Reese Schonfeld was a very big shot back then. He was managing editor of United Press Movietone News, Vice President of United Press International Television News. He founded the Independent Television News Association, the first satellite-delivered television news service. With his pal Ted Turner, he created CNN and served as its first President. Today more people watch the TVFN than CNN!
Today close to 100 million households can tune in to the Food Network. There are stations in Atlanta, Los Angeles, San Francisco, Chicago, Detroit and Knoxville. There are viewers in Canada, Australia, New Zealand, Korea, Thailand, Singapore, Philippines, Monaco, Polynesia and Great Britain.
What is turning this huge audience on to all these American Culinary Idols? It’s Big Boy Mario Batali, the Nasty Bits of Anthony Bourdain and Paula Deen, the Southern Belle who could dare serve grits with grape jelly and red-eye gravy. And Sandra Dee as she concocts a store-bought package of lady fingers, a plastic container of vanilla pudding, a whisper of artificial rum flavoring, a jar of jam and a squirt of whipped topping and declares it “mostly homemade.”
And the Barefoot Contessa who cooks for her well-heeled pals. And the perpetually smiling Giada (with her revealing cleavage alluring generations of boy culinary students). And the lovely Lydia and La Bella Nigella and sweet Sara M. and perkily determined EVOO’d Rachael — American Eye Dolls almost all.
The food network is shamelessly derivative. Science channels are morphing into the food channel. So are the travel programs and adventures in survival. Competition is hot. Quick. Who can make the best ice cream while marooned on a blazing tropical island where there are no utensils and ingredients, (don’t even think of using the palm oil). You have just 30 minutes before the scheduled arrival of 2,602 Carnival Cruise line passengers. The winner is…pause…pause…wild applause for the Instantly Iced Sandy Snapping Turtle Smoothie.
Who’ll take the cake for transporting turrets of spun-sugar from here to there without dropping it? Who will be the judge of the judged? Who will deliver forth the next incandescent banality?
Paddy Chayevsky, who wrote about the television as mass madness wouldn’t have believed just how completely mad the medium has become. We have traveled light miles from the simplicity of the Pillsbury bake-off. We remember our beloved Julia who inspired three generations to just go into the kitchen and cook. How we yearn for Jacques and the Galloping Gourmet, (but not the frugal one.)

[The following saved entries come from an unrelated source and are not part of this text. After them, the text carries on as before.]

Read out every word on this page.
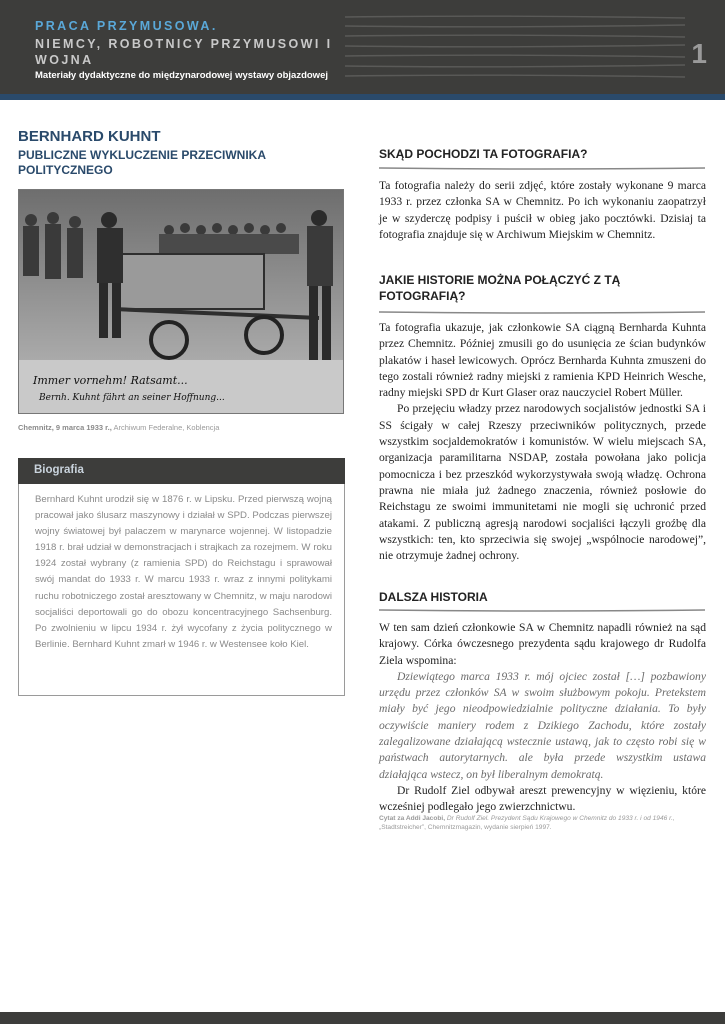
PRACA PRZYMUSOWA.
NIEMCY, ROBOTNICY PRZYMUSOWI I WOJNA
Materiały dydaktyczne do międzynarodowej wystawy objazdowej
1
BERNHARD KUHNT
PUBLICZNE WYKLUCZENIE PRZECIWNIKA POLITYCZNEGO
Immer vornehm! Ratsamt...
Bernh. Kuhnt fährt an seiner Hoffnung...
Chemnitz, 9 marca 1933 r., Archiwum Federalne, Koblencja
Biografia
Bernhard Kuhnt urodził się w 1876 r. w Lipsku. Przed pierwszą wojną pracował jako ślusarz maszynowy i działał w SPD. Podczas pierwszej wojny światowej był palaczem w marynarce wojennej. W listopadzie 1918 r. brał udział w demonstracjach i strajkach za rozejmem. W roku 1924 został wybrany (z ramienia SPD) do Reichstagu i sprawował swój mandat do 1933 r. W marcu 1933 r. wraz z innymi politykami ruchu robotniczego został aresztowany w Chemnitz, w maju narodowi socjaliści deportowali go do obozu koncentracyjnego Sachsenburg. Po zwolnieniu w lipcu 1934 r. żył wycofany z życia politycznego w Berlinie. Bernhard Kuhnt zmarł w 1946 r. w Westensee koło Kiel.
SKĄD POCHODZI TA FOTOGRAFIA?

Ta fotografia należy do serii zdjęć, które zostały wykonane 9 marca 1933 r. przez członka SA w Chemnitz. Po ich wykonaniu zaopatrzył je w szyderczę podpisy i puścił w obieg jako pocztówki. Dzisiaj ta fotografia znajduje się w Archiwum Miejskim w Chemnitz.

JAKIE HISTORIE MOŻNA POŁĄCZYĆ Z TĄ FOTOGRAFIĄ?

Ta fotografia ukazuje, jak członkowie SA ciągną Bernharda Kuhnta przez Chemnitz. Później zmusili go do usunięcia ze ścian budynków plakatów i haseł lewicowych. Oprócz Bernharda Kuhnta zmuszeni do tego zostali również radny miejski z ramienia KPD Heinrich Wesche, radny miejski SPD dr Kurt Glaser oraz nauczyciel Robert Müller.

Po przejęciu władzy przez narodowych socjalistów jednostki SA i SS ścigały w całej Rzeszy przeciwników politycznych, przede wszystkim socjaldemokratów i komunistów. W wielu miejscach SA, organizacja paramilitarna NSDAP, została powołana jako policja pomocnicza i bez przeszkód wykorzystywała swoją władzę. Ochrona prawna nie miała już żadnego znaczenia, również posłowie do Reichstagu ze swoimi immunitetami nie mogli się uchronić przed atakami. Z publiczną agresją narodowi socjaliści łączyli groźbę dla wszystkich: ten, kto sprzeciwia się swojej „wspólnocie narodowej”, nie otrzymuje żadnej ochrony.

DALSZA HISTORIA

W ten sam dzień członkowie SA w Chemnitz napadli również na sąd krajowy. Córka ówczesnego prezydenta sądu krajowego dr Rudolfa Ziela wspomina:

Dziewiątego marca 1933 r. mój ojciec został […] pozbawiony urzędu przez członków SA w swoim służbowym pokoju. Pretekstem miały być jego nieodpowiedzialnie polityczne działania. To były oczywiście maniery rodem z Dzikiego Zachodu, które zostały zalegalizowane działającą wstecznie ustawą, jak to często robi się w państwach autorytarnych. ale była przede wszystkim ustawa działająca wstecz, on był liberalnym demokratą.

Dr Rudolf Ziel odbywał areszt prewencyjny w więzieniu, które wcześniej podlegało jego zwierzchnictwu.

Cytat za Addi Jacobi, Dr Rudolf Ziel. Prezydent Sądu Krajowego w Chemnitz do 1933 r. i od 1946 r., „Stadtstreicher”, Chemnitzmagazin, wydanie sierpień 1997.
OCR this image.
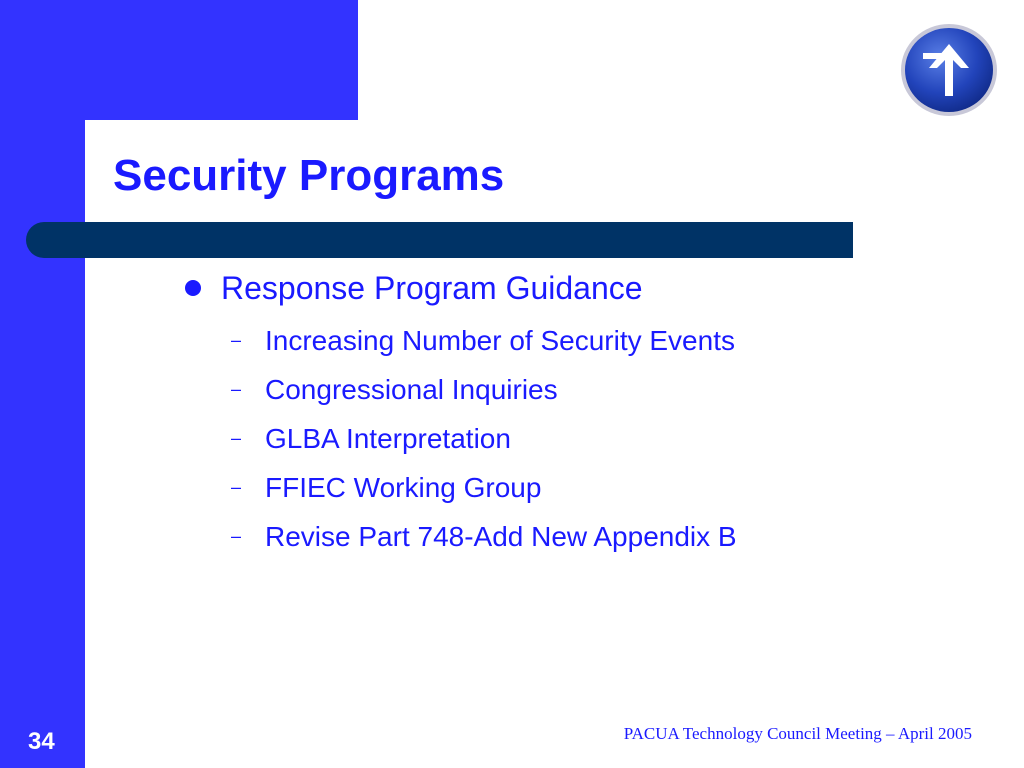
Security Programs
Response Program Guidance
– Increasing Number of Security Events
– Congressional Inquiries
– GLBA Interpretation
– FFIEC Working Group
– Revise Part 748-Add New Appendix B
34	PACUA Technology Council Meeting – April 2005
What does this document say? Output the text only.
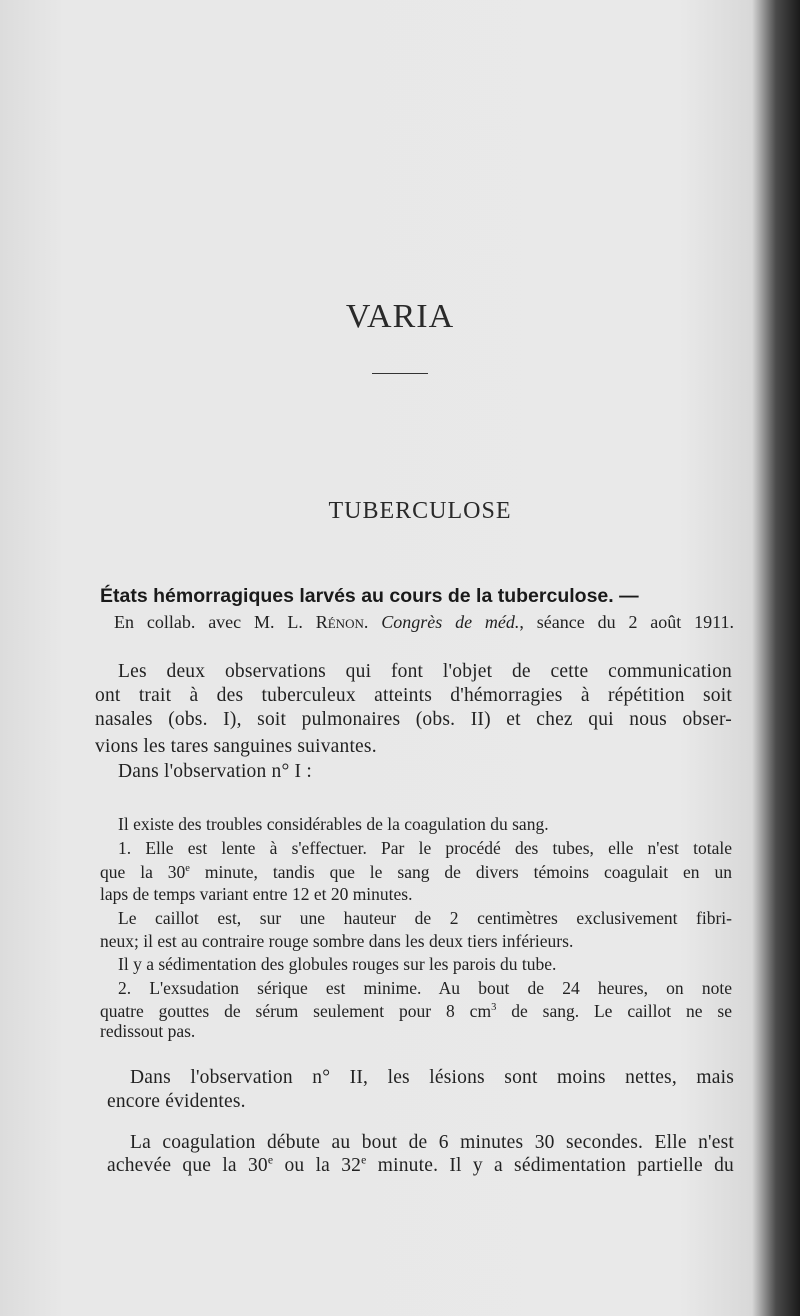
VARIA
TUBERCULOSE
États hémorragiques larvés au cours de la tuberculose. —
En collab. avec M. L. Rénon. Congrès de méd., séance du 2 août 1911.
Les deux observations qui font l'objet de cette communication
ont trait à des tuberculeux atteints d'hémorragies à répétition soit
nasales (obs. I), soit pulmonaires (obs. II) et chez qui nous obser-
vions les tares sanguines suivantes.
Dans l'observation n° I :
Il existe des troubles considérables de la coagulation du sang.
1. Elle est lente à s'effectuer. Par le procédé des tubes, elle n'est totale
que la 30e minute, tandis que le sang de divers témoins coagulait en un
laps de temps variant entre 12 et 20 minutes.
Le caillot est, sur une hauteur de 2 centimètres exclusivement fibri-
neux; il est au contraire rouge sombre dans les deux tiers inférieurs.
Il y a sédimentation des globules rouges sur les parois du tube.
2. L'exsudation sérique est minime. Au bout de 24 heures, on note
quatre gouttes de sérum seulement pour 8 $cm^3$ de sang. Le caillot ne se
redissout pas.
Dans l'observation n° II, les lésions sont moins nettes, mais
encore évidentes.
La coagulation débute au bout de 6 minutes 30 secondes. Elle n'est
achevée que la 30e ou la 32e minute. Il y a sédimentation partielle du
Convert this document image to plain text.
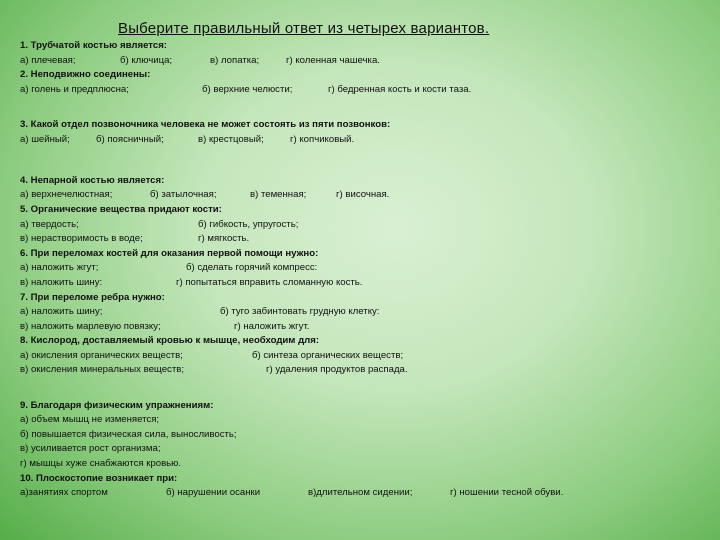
Выберите правильный ответ из четырех вариантов.
1. Трубчатой костью является:
а) плечевая;	б) ключица;	в) лопатка;	г) коленная чашечка.
2. Неподвижно соединены:
а) голень и предплюсна;	б) верхние челюсти;	г) бедренная кость и кости таза.
3. Какой отдел позвоночника человека не может состоять из пяти позвонков:
а) шейный;	б) поясничный;	в) крестцовый;	г) копчиковый.
4. Непарной костью является:
а) верхнечелюстная;	б) затылочная;	в) теменная;	г) височная.
5. Органические вещества придают кости:
а) твердость;	б) гибкость, упругость;
в) нерастворимость в воде;	г) мягкость.
6. При переломах костей для оказания первой помощи нужно:
а) наложить жгут;	б) сделать горячий компресс:
в) наложить шину:	г) попытаться вправить сломанную кость.
7. При переломе ребра нужно:
а) наложить шину;	б) туго забинтовать грудную клетку:
в) наложить марлевую повязку;	г) наложить жгут.
8. Кислород, доставляемый кровью к мышце, необходим для:
а) окисления органических веществ;	б) синтеза органических веществ;
в) окисления минеральных веществ;	г) удаления продуктов распада.
9. Благодаря физическим упражнениям:
а) объем мышц не изменяется;
б) повышается физическая сила, выносливость;
в) усиливается рост организма;
г) мышцы хуже снабжаются кровью.
10. Плоскостопие возникает при:
а)занятиях спортом	б) нарушении осанки	в)длительном сидении;	г) ношении тесной обуви.
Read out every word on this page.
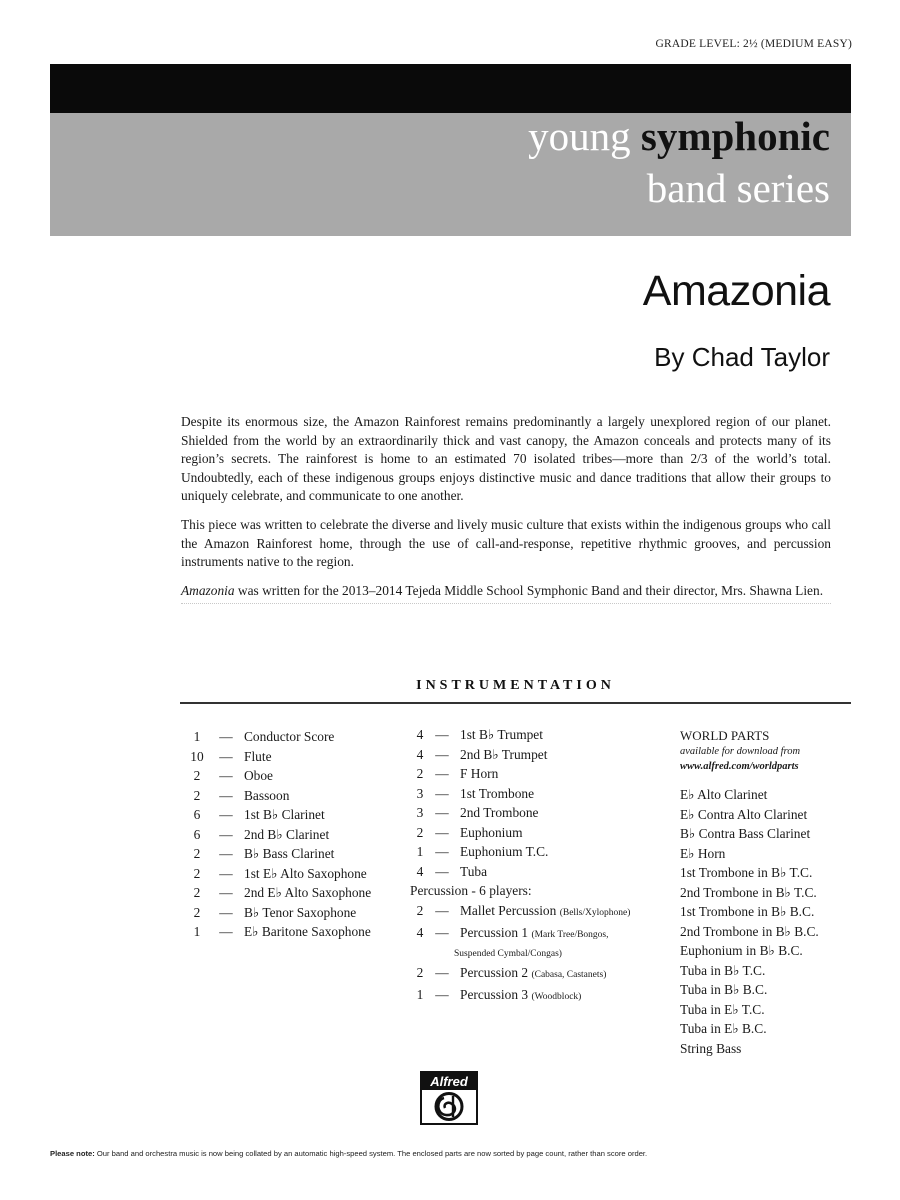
GRADE LEVEL: 2½ (MEDIUM EASY)
young symphonic
band series
Amazonia
By Chad Taylor

Despite its enormous size, the Amazon Rainforest remains predominantly a largely unexplored region of our planet. Shielded from the world by an extraordinarily thick and vast canopy, the Amazon conceals and protects many of its region’s secrets. The rainforest is home to an estimated 70 isolated tribes—more than 2/3 of the world’s total. Undoubtedly, each of these indigenous groups enjoys distinctive music and dance traditions that allow their groups to uniquely celebrate, and communicate to one another.

This piece was written to celebrate the diverse and lively music culture that exists within the indigenous groups who call the Amazon Rainforest home, through the use of call-and-response, repetitive rhythmic grooves, and percussion instruments native to the region.

Amazonia was written for the 2013–2014 Tejeda Middle School Symphonic Band and their director, Mrs. Shawna Lien.

INSTRUMENTATION
1	— Conductor Score
10	— Flute
2	— Oboe
2	— Bassoon
6	— 1st B♭ Clarinet
6	— 2nd B♭ Clarinet
2	— B♭ Bass Clarinet
2	— 1st E♭ Alto Saxophone
2	— 2nd E♭ Alto Saxophone
2	— B♭ Tenor Saxophone
1	— E♭ Baritone Saxophone
4 — 1st B♭ Trumpet
4 — 2nd B♭ Trumpet
2 — F Horn
3 — 1st Trombone
3 — 2nd Trombone
2 — Euphonium
1 — Euphonium T.C.
4 — Tuba
Percussion - 6 players:
2 — Mallet Percussion (Bells/Xylophone)
4 — Percussion 1 (Mark Tree/Bongos,
Suspended Cymbal/Congas)
2 — Percussion 2 (Cabasa, Castanets)
1 — Percussion 3 (Woodblock)
WORLD PARTS
available for download from
www.alfred.com/worldparts
E♭ Alto Clarinet
E♭ Contra Alto Clarinet
B♭ Contra Bass Clarinet
E♭ Horn
1st Trombone in B♭ T.C.
2nd Trombone in B♭ T.C.
1st Trombone in B♭ B.C.
2nd Trombone in B♭ B.C.
Euphonium in B♭ B.C.
Tuba in B♭ T.C.
Tuba in B♭ B.C.
Tuba in E♭ T.C.
Tuba in E♭ B.C.
String Bass
Alfred
Please note: Our band and orchestra music is now being collated by an automatic high-speed system. The enclosed parts are now sorted by page count, rather than score order.
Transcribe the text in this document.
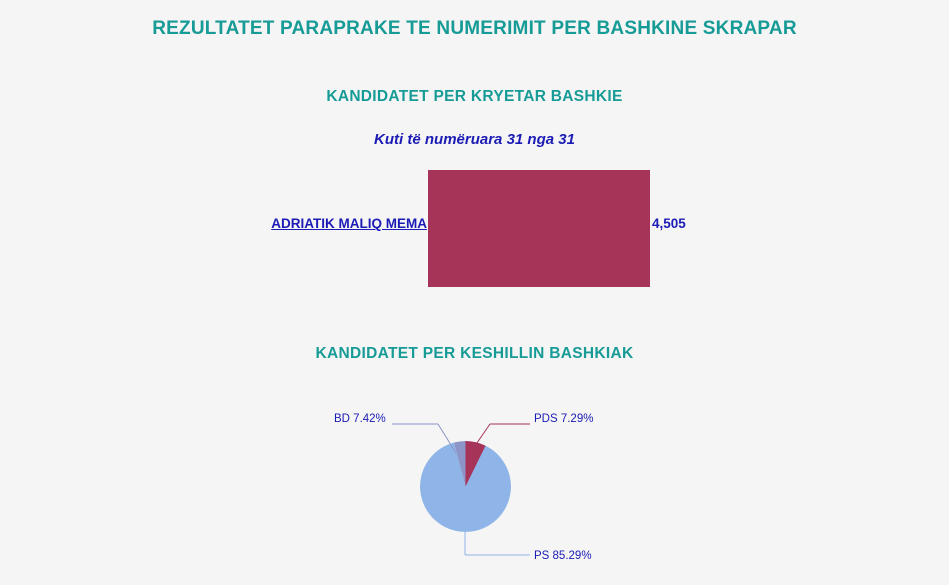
REZULTATET PARAPRAKE TE NUMERIMIT PER BASHKINE SKRAPAR
KANDIDATET PER KRYETAR BASHKIE
Kuti të numëruara 31 nga 31
ADRIATIK MALIQ MEMA	4,505
KANDIDATET PER KESHILLIN BASHKIAK
BD 7.42%	PDS 7.29%
PS 85.29%
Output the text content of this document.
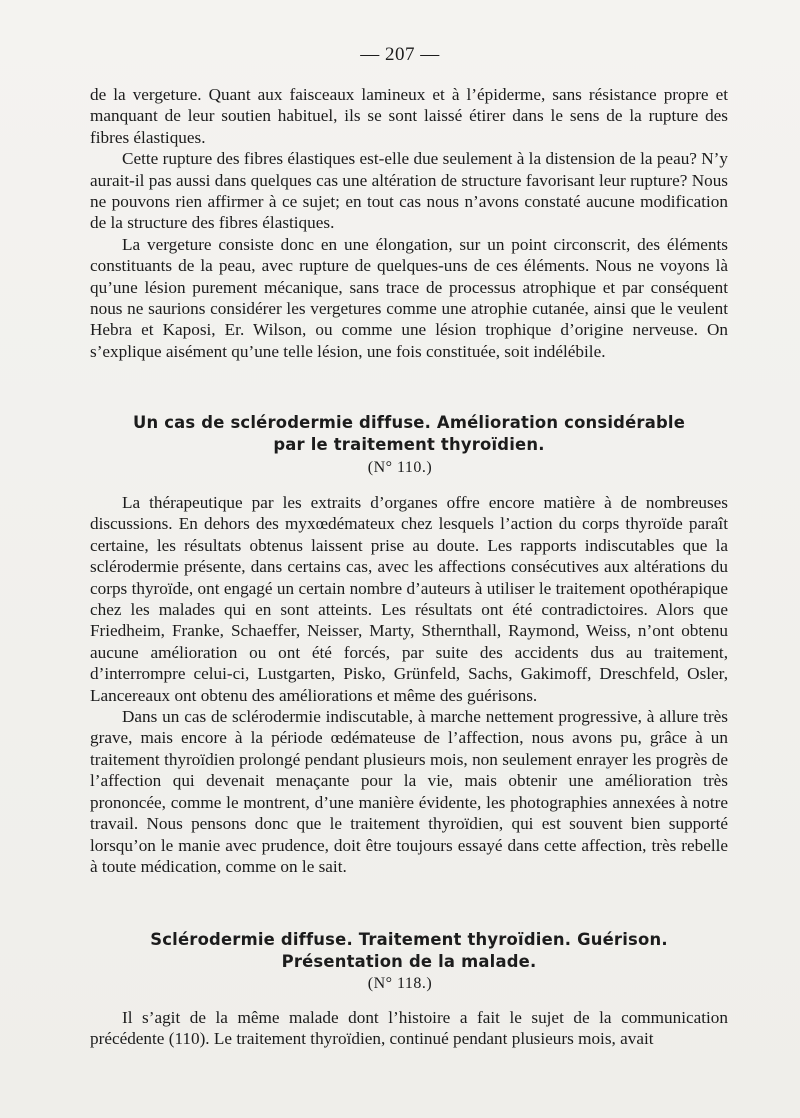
— 207 —

de la vergeture. Quant aux faisceaux lamineux et à l’épiderme, sans résistance propre et manquant de leur soutien habituel, ils se sont laissé étirer dans le sens de la rupture des fibres élastiques.

Cette rupture des fibres élastiques est-elle due seulement à la distension de la peau? N’y aurait-il pas aussi dans quelques cas une altération de structure favorisant leur rupture? Nous ne pouvons rien affirmer à ce sujet; en tout cas nous n’avons constaté aucune modification de la structure des fibres élastiques.

La vergeture consiste donc en une élongation, sur un point circonscrit, des éléments constituants de la peau, avec rupture de quelques-uns de ces éléments. Nous ne voyons là qu’une lésion purement mécanique, sans trace de processus atrophique et par conséquent nous ne saurions considérer les vergetures comme une atrophie cutanée, ainsi que le veulent Hebra et Kaposi, Er. Wilson, ou comme une lésion trophique d’origine nerveuse. On s’explique aisément qu’une telle lésion, une fois constituée, soit indélébile.

Un cas de sclérodermie diffuse. Amélioration considérable
par le traitement thyroïdien.
(N° 110.)

La thérapeutique par les extraits d’organes offre encore matière à de nombreuses discussions. En dehors des myxœdémateux chez lesquels l’action du corps thyroïde paraît certaine, les résultats obtenus laissent prise au doute. Les rapports indiscutables que la sclérodermie présente, dans certains cas, avec les affections consécutives aux altérations du corps thyroïde, ont engagé un certain nombre d’auteurs à utiliser le traitement opothérapique chez les malades qui en sont atteints. Les résultats ont été contradictoires. Alors que Friedheim, Franke, Schaeffer, Neisser, Marty, Sthernthall, Raymond, Weiss, n’ont obtenu aucune amélioration ou ont été forcés, par suite des accidents dus au traitement, d’interrompre celui-ci, Lustgarten, Pisko, Grünfeld, Sachs, Gakimoff, Dreschfeld, Osler, Lancereaux ont obtenu des améliorations et même des guérisons.

Dans un cas de sclérodermie indiscutable, à marche nettement progressive, à allure très grave, mais encore à la période œdémateuse de l’affection, nous avons pu, grâce à un traitement thyroïdien prolongé pendant plusieurs mois, non seulement enrayer les progrès de l’affection qui devenait menaçante pour la vie, mais obtenir une amélioration très prononcée, comme le montrent, d’une manière évidente, les photographies annexées à notre travail. Nous pensons donc que le traitement thyroïdien, qui est souvent bien supporté lorsqu’on le manie avec prudence, doit être toujours essayé dans cette affection, très rebelle à toute médication, comme on le sait.

Sclérodermie diffuse. Traitement thyroïdien. Guérison.
Présentation de la malade.
(N° 118.)

Il s’agit de la même malade dont l’histoire a fait le sujet de la communication précédente (110). Le traitement thyroïdien, continué pendant plusieurs mois, avait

The genie is out of tube and we are spending way too much time searching for the next Aladdin with a new lamp to rub.We don’t want to watch anything remotely serious or educational. Just bring on the new game, the new competition. The new STAR.
If the job of celebrity TV chef appeals to you, first take media training, then try to get a start at a small television station, then study giraffes so you will be able to stand head and shoulders above all others. Bam!